Bajo esa realidad nació hace más de una década Creando Esperanza, el programa impulsado por Fundación Renacer que entiende que la verdadera inclusión comienza mucho antes de entregar un empleo. Su objetivo nunca ha sido únicamente facilitar una contratación, sino acompañar un proceso de reconstrucción personal donde la formación técnica, el apoyo psicológico y el desarrollo humano avanzan de la mano.
La firma del convenio entre Fundación Renacer y la Cámara de Comercio e Industria de El Salvador (Camarasal) representa un nuevo capítulo para esa visión. La alianza permitirá ampliar el alcance del programa mediante la incorporación de más empresas dispuestas a ofrecer oportunidades reales de formación y empleabilidad a jóvenes en situación de vulnerabilidad.

El modelo ha demostrado que la inserción laboral funciona cuando se construye con paciencia. Durante diez meses, cada participante recibe capacitación en el oficio que ha elegido, formación en herramientas digitales, liderazgo, finanzas personales y habilidades para la vida. Paralelamente, accede a acompañamiento psicológico orientado a sanar las heridas que suelen dejar el abandono, la violencia o la ausencia de vínculos familiares estables.
Los resultados explican por qué el programa se ha convertido en una referencia. Cerca de 500 jóvenes han sido beneficiados desde su creación y todos lograron incorporarse al mercado laboral. Algunos continuaron estudios superiores; otros encontraron en su primer empleo el punto de partida para construir independencia económica. Detrás de cada cifra existe una historia distinta, pero todas comparten un mismo denominador: alguien decidió creer en ellos antes de que ellos mismos pudieran hacerlo.
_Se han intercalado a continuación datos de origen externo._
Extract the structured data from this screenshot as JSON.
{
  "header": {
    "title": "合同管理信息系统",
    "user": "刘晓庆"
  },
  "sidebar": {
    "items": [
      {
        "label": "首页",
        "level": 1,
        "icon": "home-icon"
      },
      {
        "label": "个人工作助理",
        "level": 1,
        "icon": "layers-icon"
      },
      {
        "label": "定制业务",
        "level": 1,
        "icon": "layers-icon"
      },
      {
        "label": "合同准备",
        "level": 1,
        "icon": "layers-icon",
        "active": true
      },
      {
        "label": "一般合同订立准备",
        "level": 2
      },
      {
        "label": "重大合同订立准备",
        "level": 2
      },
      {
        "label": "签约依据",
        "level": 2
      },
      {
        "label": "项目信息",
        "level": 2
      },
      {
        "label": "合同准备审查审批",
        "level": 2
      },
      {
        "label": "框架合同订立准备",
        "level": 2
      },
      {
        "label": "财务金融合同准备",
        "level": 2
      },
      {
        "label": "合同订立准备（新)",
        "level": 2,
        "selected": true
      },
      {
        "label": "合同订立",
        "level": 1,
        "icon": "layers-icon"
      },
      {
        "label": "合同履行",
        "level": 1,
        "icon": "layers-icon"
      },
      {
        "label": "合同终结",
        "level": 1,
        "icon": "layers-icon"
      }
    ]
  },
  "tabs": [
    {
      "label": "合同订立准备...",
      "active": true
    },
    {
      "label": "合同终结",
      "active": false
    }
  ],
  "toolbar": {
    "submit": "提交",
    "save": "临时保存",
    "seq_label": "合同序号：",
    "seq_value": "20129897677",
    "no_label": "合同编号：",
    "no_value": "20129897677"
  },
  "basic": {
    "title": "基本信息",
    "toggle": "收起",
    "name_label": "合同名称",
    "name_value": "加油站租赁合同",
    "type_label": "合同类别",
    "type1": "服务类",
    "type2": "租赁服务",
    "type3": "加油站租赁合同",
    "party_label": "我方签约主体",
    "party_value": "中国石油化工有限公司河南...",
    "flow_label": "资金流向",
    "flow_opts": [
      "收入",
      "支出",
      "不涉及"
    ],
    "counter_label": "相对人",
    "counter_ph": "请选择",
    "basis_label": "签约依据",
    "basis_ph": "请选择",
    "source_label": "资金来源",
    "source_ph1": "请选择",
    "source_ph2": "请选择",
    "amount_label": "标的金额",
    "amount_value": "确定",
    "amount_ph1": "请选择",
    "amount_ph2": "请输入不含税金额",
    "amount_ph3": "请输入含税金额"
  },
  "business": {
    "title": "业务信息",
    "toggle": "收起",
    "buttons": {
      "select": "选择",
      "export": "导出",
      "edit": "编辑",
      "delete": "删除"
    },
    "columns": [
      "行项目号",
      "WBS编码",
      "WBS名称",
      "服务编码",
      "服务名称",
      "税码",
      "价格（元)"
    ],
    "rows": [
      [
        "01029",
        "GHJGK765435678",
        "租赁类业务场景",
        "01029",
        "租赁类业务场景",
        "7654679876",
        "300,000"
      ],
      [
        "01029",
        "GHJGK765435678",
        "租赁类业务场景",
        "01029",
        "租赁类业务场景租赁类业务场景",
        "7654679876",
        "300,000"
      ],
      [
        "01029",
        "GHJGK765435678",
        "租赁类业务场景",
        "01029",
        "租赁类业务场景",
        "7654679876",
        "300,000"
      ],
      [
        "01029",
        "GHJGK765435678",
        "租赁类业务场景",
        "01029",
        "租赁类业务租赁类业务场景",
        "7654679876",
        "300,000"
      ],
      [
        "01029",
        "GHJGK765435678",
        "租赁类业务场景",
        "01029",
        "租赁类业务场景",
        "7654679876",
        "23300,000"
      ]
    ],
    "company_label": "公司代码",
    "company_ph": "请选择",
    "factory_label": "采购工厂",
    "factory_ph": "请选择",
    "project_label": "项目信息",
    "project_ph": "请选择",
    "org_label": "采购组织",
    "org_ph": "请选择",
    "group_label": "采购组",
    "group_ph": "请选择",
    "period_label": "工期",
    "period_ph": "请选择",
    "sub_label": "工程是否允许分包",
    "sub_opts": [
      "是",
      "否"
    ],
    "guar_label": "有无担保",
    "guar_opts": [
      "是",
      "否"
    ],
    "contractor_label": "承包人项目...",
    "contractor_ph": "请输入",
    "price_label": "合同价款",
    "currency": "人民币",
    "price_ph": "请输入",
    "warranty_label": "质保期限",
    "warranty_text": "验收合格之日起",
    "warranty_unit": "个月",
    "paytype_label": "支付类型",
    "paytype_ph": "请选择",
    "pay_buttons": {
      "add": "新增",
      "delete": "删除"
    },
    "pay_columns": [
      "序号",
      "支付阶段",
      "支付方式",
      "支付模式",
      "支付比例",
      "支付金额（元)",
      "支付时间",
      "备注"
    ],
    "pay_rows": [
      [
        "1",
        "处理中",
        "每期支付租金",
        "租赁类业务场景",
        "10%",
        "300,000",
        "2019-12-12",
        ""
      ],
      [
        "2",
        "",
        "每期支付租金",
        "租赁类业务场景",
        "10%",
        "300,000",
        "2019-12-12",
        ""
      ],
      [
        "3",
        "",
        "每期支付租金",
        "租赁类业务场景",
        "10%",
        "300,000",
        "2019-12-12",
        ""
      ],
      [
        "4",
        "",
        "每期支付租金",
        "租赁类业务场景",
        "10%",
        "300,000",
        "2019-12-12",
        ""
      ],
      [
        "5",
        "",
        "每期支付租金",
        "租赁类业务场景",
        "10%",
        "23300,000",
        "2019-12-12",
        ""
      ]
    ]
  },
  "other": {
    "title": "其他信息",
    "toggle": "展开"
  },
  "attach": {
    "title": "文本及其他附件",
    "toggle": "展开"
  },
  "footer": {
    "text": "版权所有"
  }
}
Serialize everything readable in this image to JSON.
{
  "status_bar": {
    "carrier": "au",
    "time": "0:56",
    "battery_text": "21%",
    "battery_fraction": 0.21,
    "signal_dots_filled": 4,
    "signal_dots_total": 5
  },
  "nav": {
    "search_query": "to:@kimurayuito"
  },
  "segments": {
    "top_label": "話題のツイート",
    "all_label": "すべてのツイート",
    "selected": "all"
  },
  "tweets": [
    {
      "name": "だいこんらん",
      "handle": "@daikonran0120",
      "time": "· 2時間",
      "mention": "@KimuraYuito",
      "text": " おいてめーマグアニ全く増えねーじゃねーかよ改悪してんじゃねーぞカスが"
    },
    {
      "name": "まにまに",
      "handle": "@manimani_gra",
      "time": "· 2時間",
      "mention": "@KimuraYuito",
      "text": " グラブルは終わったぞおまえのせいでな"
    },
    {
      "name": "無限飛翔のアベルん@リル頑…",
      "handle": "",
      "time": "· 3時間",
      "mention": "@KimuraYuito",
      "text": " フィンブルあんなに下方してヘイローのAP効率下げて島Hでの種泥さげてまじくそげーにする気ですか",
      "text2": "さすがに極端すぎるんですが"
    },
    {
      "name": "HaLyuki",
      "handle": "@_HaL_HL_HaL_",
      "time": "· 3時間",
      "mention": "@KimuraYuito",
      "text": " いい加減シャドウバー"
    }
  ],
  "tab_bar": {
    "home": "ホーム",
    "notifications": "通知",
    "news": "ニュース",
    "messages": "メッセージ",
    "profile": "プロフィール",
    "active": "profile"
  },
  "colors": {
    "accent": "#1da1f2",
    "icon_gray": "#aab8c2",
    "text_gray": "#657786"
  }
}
Con más de 35 empresas aliadas y el respaldo de las más de 2,300 compañías que integran Camarasal, la iniciativa adquiere ahora una dimensión nacional. No se trata únicamente de sumar empleadores, sino de fortalecer una cultura empresarial que comprenda el empleo como una herramienta de movilidad social.
En tiempos donde el desarrollo suele medirse por indicadores económicos, iniciativas como esta recuerdan que el crecimiento de un país también depende de su capacidad para crear oportunidades donde antes solo existían incertidumbre y abandono. Porque, al final, el impacto de una alianza no se mide por la cantidad de firmas estampadas sobre un convenio, sino por las vidas que logra transformar después de ellas.